Immunohistochemistry
Rats in each experimental group (n = 3/6) were deeply anesthetized with pentobarbital (80 mg/kg, i.p.) 24 h after the last injection and transcardially perfused with 300 ml of 0.01M phosphate-buffered saline (PBS, pH 7.35) followed by 500 ml of 4% paraformaldehyde in 0.1 M phosphate buffer (PB, pH 7.35). Lumbar segments of spinal cord (L4 and L5) were quickly removed and post-fixed in the same fixative for overnight and cryoprotected in 0.1M PB buffered 30% sucrose until the segments sank to the bottom. Fixed tissues were processed through graded alcohols and xylenes and paraffin-embedded on the next day. Paraffin-embedded tissue sections of 25 μm thickness were cut using a cryostat and mounted onto slides. Sections were rinsed in 0.01 M PBS for 3 × 10 min. For fluorescence immunostaining of PKCγ and NR1, sections were blocked for 30 min in PBS containing 1% BSA, 5% donkey serum and 0.3% Triton X-100. After rinsing 3 × 10 min, sections were incubated overnight at 4°C with a primary antibody against PKCγ (1:100; mouse anti-rabbit polyclonal; Zymed Laboratories Inc., South San Francisco, CA) or NR1 (1:250, rabbit anti-mouse monoclonal; Novus Biologicals, Littleton, CO). After rinsing in PBS (3 × 10 min), the secondary antibody (1:500; CY3 or FITC conjugated donkey anti-rabbit IgG, Jackson ImmunoResearch, West Grove, PA) was added and sections were incubated for 2 h at room temperature. These sections were again rinsed with PBS and slip-covered. For double staining, the second primary antibody was added after incubation with the first primary antibody following the same procedure. Six nonadjacent sections were randomly selected and analyzed using an Olympus fluorescence microscope, photographed with a digital camera, and processed with Adobe Photoshop 7.0.
Statistical analysis
SPSS 16.0 (Chicago, IL) was used to conduct statistical analysis . All data are expressed as mean ± SEM. The repetitive behavioral measurements were first tested for normality and then tested by repeated-measures of analysis of variance (Two-way ANOVA). MPAE% of morphine as well as expression levels of PKCγ and NR1 were analyzed by one-way ANOVA. All multiple-comparison analyses were followed by post hoc Bonferroni’s correction. The statistical significance was set at a level of P < 0.05.
Results
A total of twenty-four rats were included in the statistical analysis (n = 6 in each group). There were no differences in baseline weight, mechanical withdrawal threshold and thermal withdrawal latency among the four groups in this study.

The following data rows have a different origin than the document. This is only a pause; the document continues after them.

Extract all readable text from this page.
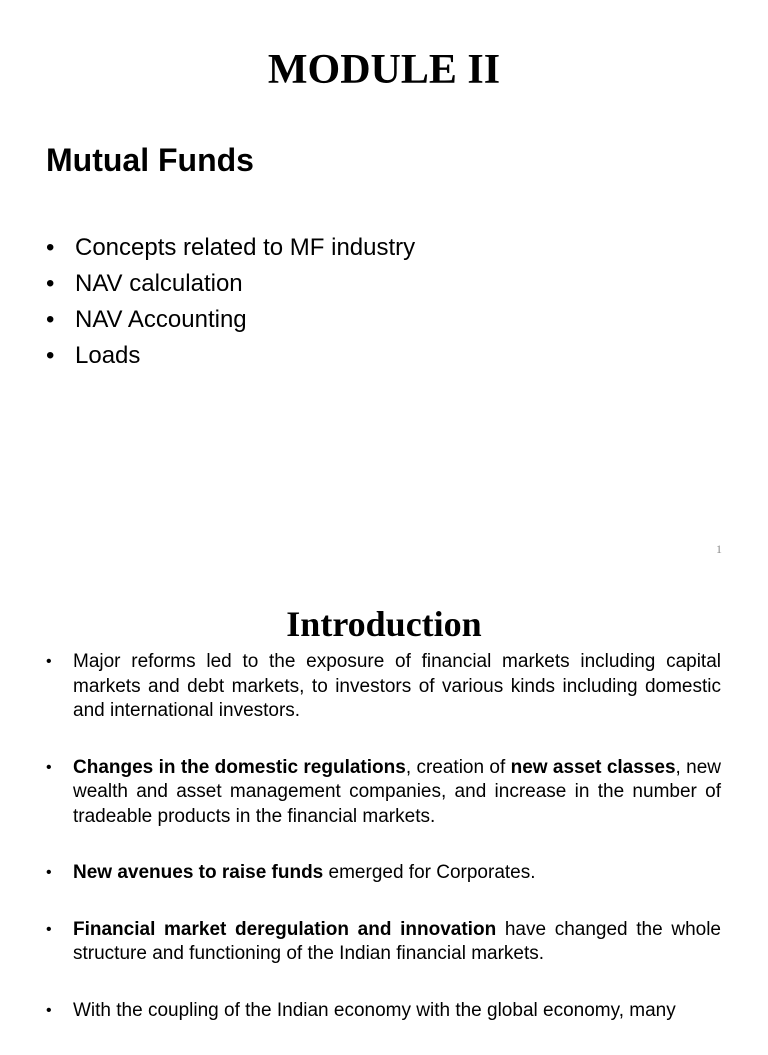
MODULE II
Mutual Funds
• Concepts related to MF industry
• NAV calculation
• NAV Accounting
• Loads
1
Introduction
• Major reforms led to the exposure of financial markets including capital markets and debt markets, to investors of various kinds including domestic and international investors.
• Changes in the domestic regulations, creation of new asset classes, new wealth and asset management companies, and increase in the number of tradeable products in the financial markets.
• New avenues to raise funds emerged for Corporates.
• Financial market deregulation and innovation have changed the whole structure and functioning of the Indian financial markets.
• With the coupling of the Indian economy with the global economy, many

Melatonin attenuated morphine-induced hyperalgesia
Effects of melatonin on mechanical allodynia and thermal hyperalgesia in rats are shown in Figure 1. The hindpaw withdrawal threshold and latency of all rats among four groups with different treatments showed no significant difference on day 0 and 1 (P > 0.05). The treatment with morphine (10 mg/kg, s.c.) and saline (MOR-SAL) resulted in a progressive decreased withdrawal threshold to mechanical stimulation and shortened latency to heat stimulation during the post-injective 3–14 days. This is statistically significant compared with those in groups of saline-saline (SAL-SAL) and saline- melatonin (SAL-MT) (P < 0.001). Such increased mechanical and thermal sensitivity of animals following repetitive morphine treatment was greatly attenuated by co-administration of morphine with melatonin (10 mg/kg, i.p.) in the group of morphine-melatonin (MOR-MT). The treatment of saline or melatonin alone did not change the sensitivity to the nociceptive stimulation.
Melatonin reduced morphine tolerance
Morphine tolerance and effects of melatonin on morphine tolerance in inhibiting thermal hyperalgesia are shown in Figure 2. Morphine (10 mg/kg, s.c.)-induced analgesic effect on the thermal hypersensitivity was quickly decreased 5–7 days after repetitive morphine treatment. Melatonin (10 mg/kg) treatment successfully rescued the analgesic effect of morphine and such action lasted for at least two weeks. Melatonin (10 mg/kg) treatment at this dose alone did not significantly affect the thermal hypersensitivity (Figure 2A). In Figure 2B, The MPAE% of morphine decreased about 60% in MOR-SAL group, compared to the SAL-SAL group (P < 0.001), on day 15. The decreased MPAE% owing to morphine tolerance was reversed by consecutive 14 days co-administration of morphine with melatonin. The MPAE% in MOR-MT group was only decreased by about 30% compared with SAL-SAL group, suggesting MPAE% was significantly improved in rats of the MOR-MT group (P = 0.001). MPAE% between groups of SAL-MT and SAL-SAL was not significantly different (P > 0.05).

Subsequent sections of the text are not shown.